The good news is that Pete made the air leak so bad that it confirmed our diagnosis. Bud took apart the new fittings Pete had installed and found the same type of fittings we’d had in there, only Pete had bought one with the wrong sized hose barb, so the fuel hose wasn’t secure on it. He took them ashore to talk to Pete, who insisted that two places he’d visited yesterday had told him these fittings would work (that’s what they told Bud when we put them in originally). Only Pete insisted what he’d bought was slightly different from what we had (they weren’t). He also told Bud that West Marine had fittings for our Racor in their catalog. So after contacting Ace marine and having John search unsuccessfully through his van for a fitting to go from the straight flare hydraulic fitting now on the Racor to the pipe thread fitting for the fuel hose barb, we hopped the bus for West Marine.

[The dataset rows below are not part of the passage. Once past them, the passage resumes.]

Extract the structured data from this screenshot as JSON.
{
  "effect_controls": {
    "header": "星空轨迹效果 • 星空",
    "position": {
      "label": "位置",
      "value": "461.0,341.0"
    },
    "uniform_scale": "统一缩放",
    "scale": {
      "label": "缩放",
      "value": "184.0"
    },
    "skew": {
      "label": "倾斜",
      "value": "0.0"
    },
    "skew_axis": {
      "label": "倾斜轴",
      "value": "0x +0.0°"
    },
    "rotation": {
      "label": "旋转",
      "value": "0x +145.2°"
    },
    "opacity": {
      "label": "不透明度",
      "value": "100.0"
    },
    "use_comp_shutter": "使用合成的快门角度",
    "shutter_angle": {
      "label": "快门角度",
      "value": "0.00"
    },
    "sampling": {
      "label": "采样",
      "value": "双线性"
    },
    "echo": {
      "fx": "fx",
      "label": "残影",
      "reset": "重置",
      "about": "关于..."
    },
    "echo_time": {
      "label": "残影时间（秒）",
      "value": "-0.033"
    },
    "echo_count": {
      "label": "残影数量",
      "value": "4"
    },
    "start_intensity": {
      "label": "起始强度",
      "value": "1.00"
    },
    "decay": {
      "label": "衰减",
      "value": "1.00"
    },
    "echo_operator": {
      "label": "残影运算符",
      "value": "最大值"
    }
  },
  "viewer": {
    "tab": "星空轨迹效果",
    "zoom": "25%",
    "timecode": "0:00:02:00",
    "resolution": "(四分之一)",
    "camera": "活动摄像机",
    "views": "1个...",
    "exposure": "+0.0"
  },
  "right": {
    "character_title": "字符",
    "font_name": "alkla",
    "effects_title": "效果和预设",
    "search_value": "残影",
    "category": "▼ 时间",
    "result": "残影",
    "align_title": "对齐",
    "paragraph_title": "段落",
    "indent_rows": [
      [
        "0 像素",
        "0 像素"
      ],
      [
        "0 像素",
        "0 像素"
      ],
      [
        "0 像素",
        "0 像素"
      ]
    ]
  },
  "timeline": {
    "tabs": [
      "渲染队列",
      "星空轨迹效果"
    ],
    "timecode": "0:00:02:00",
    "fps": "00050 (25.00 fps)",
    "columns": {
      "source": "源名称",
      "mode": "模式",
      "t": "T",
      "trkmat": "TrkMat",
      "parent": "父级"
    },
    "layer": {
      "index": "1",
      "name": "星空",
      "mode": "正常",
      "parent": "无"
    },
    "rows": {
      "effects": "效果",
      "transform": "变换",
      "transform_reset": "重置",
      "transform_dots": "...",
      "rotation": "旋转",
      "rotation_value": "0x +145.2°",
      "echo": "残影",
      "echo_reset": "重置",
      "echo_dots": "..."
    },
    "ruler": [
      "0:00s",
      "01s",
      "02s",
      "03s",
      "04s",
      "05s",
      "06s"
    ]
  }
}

For a mere $30 extra we had two fittings ordered for overnight delivery that would go into the Racor and end directly in fuel barbs. We then just had to get fittings to go from 3/8-inch line to ¼-inch line, which we were also able to purchase at West Marine.
Meanwhile, Don, Pete’s friend and sometimes helper, mentioned again how much better our system would work if we moved the little electric fuel pump down to a low point in the system. Then it would prime the Racor without having to dump diesel in from a bottle, act as a check valve to keep fuel from draining back out of the Racor and eliminate a lot of fittings and valves that Bud had between the Racor and the engine. It made enough sense that we decided to do it. The photo shows the fuel pump all plumbed and wired in it’s new home by the fuel manifolds under the galley floor.
Tomorrow we get the new Racor fittings; bubbles beware!